What I have found that was interesting to me is, we almost never referred to America in that time period as Colony of Virginia, New Netherland, New Amsterdam, Massachusetts Bay Colony, Rensselaerswyck, Province of Maryland, Connecticut Colony, Colony of Rhode Island, Providence Plantations, to name some.
Some notes. Many whites in England, Ireland and British North America were indentured servants. Between 50 and 67 percent of white immigrants to the American colonies, from the 1630s and American Revolution, had traveled under indenture. Ref: Galenson 1984
While slaves existed in the English colonies throughout the 1600s, indentured servitude was the method of choice employed by many planters before the 1680s. Ref: ushistory.org
As many as 75% of the population of some colonies were under terms of indentured servitude. Criminals convicted of a capital crime in England could be transported in lieu of a death sentence. African slaves made up less than 7% of the population. Vagabonds in England were sentenced up to 14 years as indenture servants by the English courts.
What I found was the political and economic actions in Europe was controlling the migration to the colonies. Because of the high rate of criminals, it was not look at as a good place to move to. Viewed more as criminal colonies and revolutionary religious cults.
Jefferson’s Virginia was undergoing a revolution by racial caste, common people embraced evangelicalism, which allowed them to shape their culture and their spiritual life rather than be forced to depend on the mediations of political and religious elites.
The churches that these early Baptists and Methodists formed were close-knit biracial communities. Often black church members outnumbered white members, and blacks preached to whites. (In fact, nearly a third of all Methodists in America in 1800 were black.)
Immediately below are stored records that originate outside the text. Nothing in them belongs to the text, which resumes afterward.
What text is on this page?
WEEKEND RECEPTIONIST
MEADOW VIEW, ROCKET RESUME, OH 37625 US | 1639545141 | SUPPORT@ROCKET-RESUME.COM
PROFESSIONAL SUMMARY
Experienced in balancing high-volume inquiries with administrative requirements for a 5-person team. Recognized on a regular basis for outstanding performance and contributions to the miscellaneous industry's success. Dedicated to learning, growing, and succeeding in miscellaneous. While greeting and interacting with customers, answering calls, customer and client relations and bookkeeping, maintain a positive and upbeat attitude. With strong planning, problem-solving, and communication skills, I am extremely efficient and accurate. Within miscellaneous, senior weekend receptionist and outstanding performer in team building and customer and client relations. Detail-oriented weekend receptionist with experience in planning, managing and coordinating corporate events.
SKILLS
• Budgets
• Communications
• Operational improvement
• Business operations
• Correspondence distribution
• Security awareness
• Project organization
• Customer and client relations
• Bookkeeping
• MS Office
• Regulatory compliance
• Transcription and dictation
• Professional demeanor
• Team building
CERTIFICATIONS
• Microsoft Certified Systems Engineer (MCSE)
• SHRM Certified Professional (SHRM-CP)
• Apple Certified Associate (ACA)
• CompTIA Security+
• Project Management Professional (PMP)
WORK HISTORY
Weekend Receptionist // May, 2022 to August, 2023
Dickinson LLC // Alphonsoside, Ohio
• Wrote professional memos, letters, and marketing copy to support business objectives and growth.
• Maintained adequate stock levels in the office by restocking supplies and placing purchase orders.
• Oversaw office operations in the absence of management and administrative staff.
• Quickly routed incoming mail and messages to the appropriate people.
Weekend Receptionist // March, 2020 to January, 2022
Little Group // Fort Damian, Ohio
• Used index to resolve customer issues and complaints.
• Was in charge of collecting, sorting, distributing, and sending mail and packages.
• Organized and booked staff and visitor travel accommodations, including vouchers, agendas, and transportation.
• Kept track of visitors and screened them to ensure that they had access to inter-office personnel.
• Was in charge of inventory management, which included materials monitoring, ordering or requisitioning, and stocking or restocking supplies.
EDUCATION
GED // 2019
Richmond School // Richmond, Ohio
Blacks and whites embraced one another as “brothers” and “sisters” in Christ: being “born again” elevated all believers to a common level. In their churches blacks and whites testified and prayed together, were baptized in the same ceremonies, were held to the same moral expectations, and were buried in the same cemeteries.
Just as important, this early interaction profoundly and permanently influenced the style and substance of southern evangelical Christianity. Even though black and white churches separated after the Civil War, both continued to bear the stamp of early integration.
Point being. The enforcement of The Laws of God or Natural Laws was creating Progressives and allowing for Humanism to be formed in Europe. The Middle Class was new, and England was somewhat handling it, but France was not. The Laws of God was ending slavery in Europe and slaves were being moved to the colonies while the contracts still had value.
Sally Hemings was a slave at Monticello; she lived in Paris with Jefferson and two of his daughters and she had at least six children. I have not found out yet if she was a European slave or an African slave.